3) Triangle inequality: If $a=c$ or $a=b$ the triangle inequality is fullfilled and becomes an equality because of 1) : $d(b,c) \le d(a,b)+d(a,c)$ First observe that $d(x,y) < 1$ for all $x,y$. Let therefore $a\neq c, a\neq b$. Since $d_1,d_2$ are paired rational metrics we have: $d(b,c) < 1 < d(a,c)+d(a,b)$ and the triangle inequality is proved.
This proves also that $d$ is a rational metric (if $d_1,d_2$ are paired rational metrics.)

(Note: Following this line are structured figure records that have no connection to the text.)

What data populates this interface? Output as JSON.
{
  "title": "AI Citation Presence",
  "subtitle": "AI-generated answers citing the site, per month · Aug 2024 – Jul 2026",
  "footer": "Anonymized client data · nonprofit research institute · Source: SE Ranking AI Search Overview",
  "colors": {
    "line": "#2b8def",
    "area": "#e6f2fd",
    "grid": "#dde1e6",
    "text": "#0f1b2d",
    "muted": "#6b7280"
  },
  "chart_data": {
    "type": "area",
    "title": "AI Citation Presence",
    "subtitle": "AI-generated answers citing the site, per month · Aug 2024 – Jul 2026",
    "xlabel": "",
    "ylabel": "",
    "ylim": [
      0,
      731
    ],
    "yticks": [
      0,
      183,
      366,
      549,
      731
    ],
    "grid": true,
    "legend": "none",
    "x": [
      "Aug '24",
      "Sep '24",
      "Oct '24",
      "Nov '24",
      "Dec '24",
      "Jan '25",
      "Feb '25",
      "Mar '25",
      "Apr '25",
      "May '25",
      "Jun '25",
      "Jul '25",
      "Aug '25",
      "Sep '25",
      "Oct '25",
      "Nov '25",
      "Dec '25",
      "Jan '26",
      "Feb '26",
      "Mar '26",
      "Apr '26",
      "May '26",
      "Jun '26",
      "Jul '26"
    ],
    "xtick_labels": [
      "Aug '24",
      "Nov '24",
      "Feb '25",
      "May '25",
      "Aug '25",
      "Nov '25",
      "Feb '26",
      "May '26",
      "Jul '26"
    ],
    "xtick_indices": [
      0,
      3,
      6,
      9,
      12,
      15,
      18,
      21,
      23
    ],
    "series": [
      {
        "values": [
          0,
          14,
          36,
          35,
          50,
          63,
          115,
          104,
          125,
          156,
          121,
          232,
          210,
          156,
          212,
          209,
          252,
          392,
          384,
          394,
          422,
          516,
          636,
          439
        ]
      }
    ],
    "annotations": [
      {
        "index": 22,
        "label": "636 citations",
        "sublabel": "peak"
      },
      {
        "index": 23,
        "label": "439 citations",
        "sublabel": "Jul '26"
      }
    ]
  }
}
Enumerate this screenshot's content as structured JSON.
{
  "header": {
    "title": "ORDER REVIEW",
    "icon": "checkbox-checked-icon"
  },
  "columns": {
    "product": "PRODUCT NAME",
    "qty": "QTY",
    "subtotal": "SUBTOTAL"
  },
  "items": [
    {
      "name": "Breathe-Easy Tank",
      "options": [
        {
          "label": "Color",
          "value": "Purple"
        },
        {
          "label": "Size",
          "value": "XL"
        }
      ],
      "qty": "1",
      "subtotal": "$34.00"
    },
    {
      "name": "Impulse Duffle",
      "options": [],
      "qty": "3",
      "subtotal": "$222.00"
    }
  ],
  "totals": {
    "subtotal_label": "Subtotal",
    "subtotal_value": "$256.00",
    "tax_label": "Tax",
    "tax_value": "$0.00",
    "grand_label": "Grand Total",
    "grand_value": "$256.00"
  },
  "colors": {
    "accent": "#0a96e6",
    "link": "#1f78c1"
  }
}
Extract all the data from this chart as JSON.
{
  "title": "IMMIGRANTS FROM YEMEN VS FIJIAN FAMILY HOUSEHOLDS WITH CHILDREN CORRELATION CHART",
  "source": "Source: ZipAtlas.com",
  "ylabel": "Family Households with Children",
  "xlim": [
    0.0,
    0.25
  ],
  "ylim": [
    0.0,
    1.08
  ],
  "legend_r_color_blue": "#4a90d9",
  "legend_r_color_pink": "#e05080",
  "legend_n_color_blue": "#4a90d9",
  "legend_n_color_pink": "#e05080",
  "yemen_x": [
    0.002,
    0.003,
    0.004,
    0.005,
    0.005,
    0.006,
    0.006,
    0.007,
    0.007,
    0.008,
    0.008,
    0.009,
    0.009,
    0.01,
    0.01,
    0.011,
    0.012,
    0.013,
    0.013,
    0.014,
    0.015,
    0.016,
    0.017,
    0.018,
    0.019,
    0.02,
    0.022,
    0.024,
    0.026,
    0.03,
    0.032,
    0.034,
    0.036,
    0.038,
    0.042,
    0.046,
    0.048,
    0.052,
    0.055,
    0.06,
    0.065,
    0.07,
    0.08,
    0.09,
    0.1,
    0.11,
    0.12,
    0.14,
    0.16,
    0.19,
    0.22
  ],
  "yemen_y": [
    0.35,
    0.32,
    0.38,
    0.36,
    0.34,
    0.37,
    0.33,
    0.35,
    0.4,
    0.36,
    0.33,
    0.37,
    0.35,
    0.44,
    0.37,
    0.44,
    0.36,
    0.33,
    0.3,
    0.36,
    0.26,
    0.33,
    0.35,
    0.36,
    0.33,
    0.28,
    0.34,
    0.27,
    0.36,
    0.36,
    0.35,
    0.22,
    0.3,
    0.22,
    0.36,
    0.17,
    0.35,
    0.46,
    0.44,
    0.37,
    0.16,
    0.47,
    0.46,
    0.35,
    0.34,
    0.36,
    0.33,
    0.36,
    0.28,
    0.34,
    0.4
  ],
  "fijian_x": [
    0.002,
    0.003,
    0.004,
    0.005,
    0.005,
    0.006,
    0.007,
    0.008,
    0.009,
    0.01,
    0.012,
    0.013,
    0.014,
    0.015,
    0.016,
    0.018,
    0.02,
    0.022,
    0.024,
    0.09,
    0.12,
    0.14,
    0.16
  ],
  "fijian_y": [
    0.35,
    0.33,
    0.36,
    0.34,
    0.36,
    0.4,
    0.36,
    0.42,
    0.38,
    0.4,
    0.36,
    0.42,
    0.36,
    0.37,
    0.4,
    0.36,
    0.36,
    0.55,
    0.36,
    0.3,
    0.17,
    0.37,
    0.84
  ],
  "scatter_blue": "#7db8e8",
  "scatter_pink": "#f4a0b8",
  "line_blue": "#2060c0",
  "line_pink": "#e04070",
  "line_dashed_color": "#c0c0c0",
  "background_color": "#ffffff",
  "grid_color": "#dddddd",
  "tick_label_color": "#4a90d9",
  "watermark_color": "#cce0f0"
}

What remains to show is that $d_2(a,b) = 1-\frac{2 \gcd(a,b)}{a+b}$, $d_1(a,b) = 1-\frac{\gcd(a,b)^2}{ab}$ are paired (rational) metrics, hence it remains to show that $d(a,b) = 1- \frac{2 \gcd(a,b)^3}{ab(a+b)}$ satisfies:
$$d(a,c)+d(a,b)>1, \text{ whenever } a\neq c, a \neq b$$
The last inequality is equivalent to, after some algebra:
$$\frac{abc(a+b)(a+c)}{2} - \gcd(a,b)^3c(a+c) - \gcd(a,c)^3b(a+b)>0$$
Let $U=\gcd(a,b,c)$. Then there exist natural numbers $R,S,T,A,B,C$ such that:
$$RU = \gcd(a,b), SU = \gcd(a,c), TU = \gcd(b,c), a = RSUA, b = RTUB, c = STUC$$
Plugging this in the last inequality and after some algebra, we find:
$$1/2*(A^3*B*C*R^2*S^2*T + A^2*B^2*C*R^2*S*T^2 + A^2*B*C^2*R*S^2*T^2 + A*B^2*C^2*R*S*T^3 - 2*A*C*R^2 - 2*A*B*S^2 - 2*C^2*R*T - 2*B^2*S*T)*R^2*S^2*T*U^5 > 0 $$
We can pair each of the positive summand with a negative summand to give for example:
$$(A^3*B*C*R^2*S^2*T-2*A*C*R^2)=(A^2*B*S^2*T - 2)*A*C*R^2$$
The condition $a \neq b$ translates to $SA \neq TB$ and similarily $a \neq c$ translates to $RA \neq TC$. Suppose that $A^2*B*S^2*T - 2 \le 0$. The case $A^2*B*S^2*T=1$ contradicts $SA \neq TB$. Hence we can only have at most $A^2*B*S^2*T=2$ which leads to $A=S=1$, $BT=2$ and plugging this in the definition of $a,b$ we get $b=2a$ and $d(a,b)=\frac{2}{3}$.
Now we must show that the other pairings give the desired result:
$$( A^2*B^2*C*R^2*S*T^2-2*B**2*S*T)=(A^2*C*R^2*T - 2)*B^2*S*T$$ A similar argument to the above leads to: If $A^2*C*R^2*T = 2$, then $A=R=1$, $CT=2$ which leads to (with $S=A=1$) $a=RSUA=U,b=RTUB=2U=2a,c=STUC=2U=2a$ and it follows that $d(a,c)=\frac{2}{3}$, so $d(a,b)+d(a,c)=\frac{4}{3}>1$, and this case is done.
If $A^2*C*R^2*T > 2$ and $A^2*B*S^2*T=2$ then $$1/2*(A^3*B*C*R^2*S^2*T + A^2*B^2*C*R^2*S*T^2 + A^2*B*C^2*R*S^2*T^2 + A*B^2*C^2*R*S*T^3 - 2*A*C*R^2 - 2*A*B*S^2 - 2*C^2*R*T - 2*B^2*S*T)*R^2*S^2*T*U^5 > 0 $$ is true.
If $A^2*C*R^2*T > 2$ and $A^2*B*S^2*T>2$ then $$1/2*(A^3*B*C*R^2*S^2*T + A^2*B^2*C*R^2*S*T^2 + A^2*B*C^2*R*S^2*T^2 + A*B^2*C^2*R*S*T^3 - 2*A*C*R^2 - 2*A*B*S^2 - 2*C^2*R*T - 2*B^2*S*T)*R^2*S^2*T*U^5 > 0 $$ is true. This shows, that $d_1,d_2$ are paired metrics and completes the proof.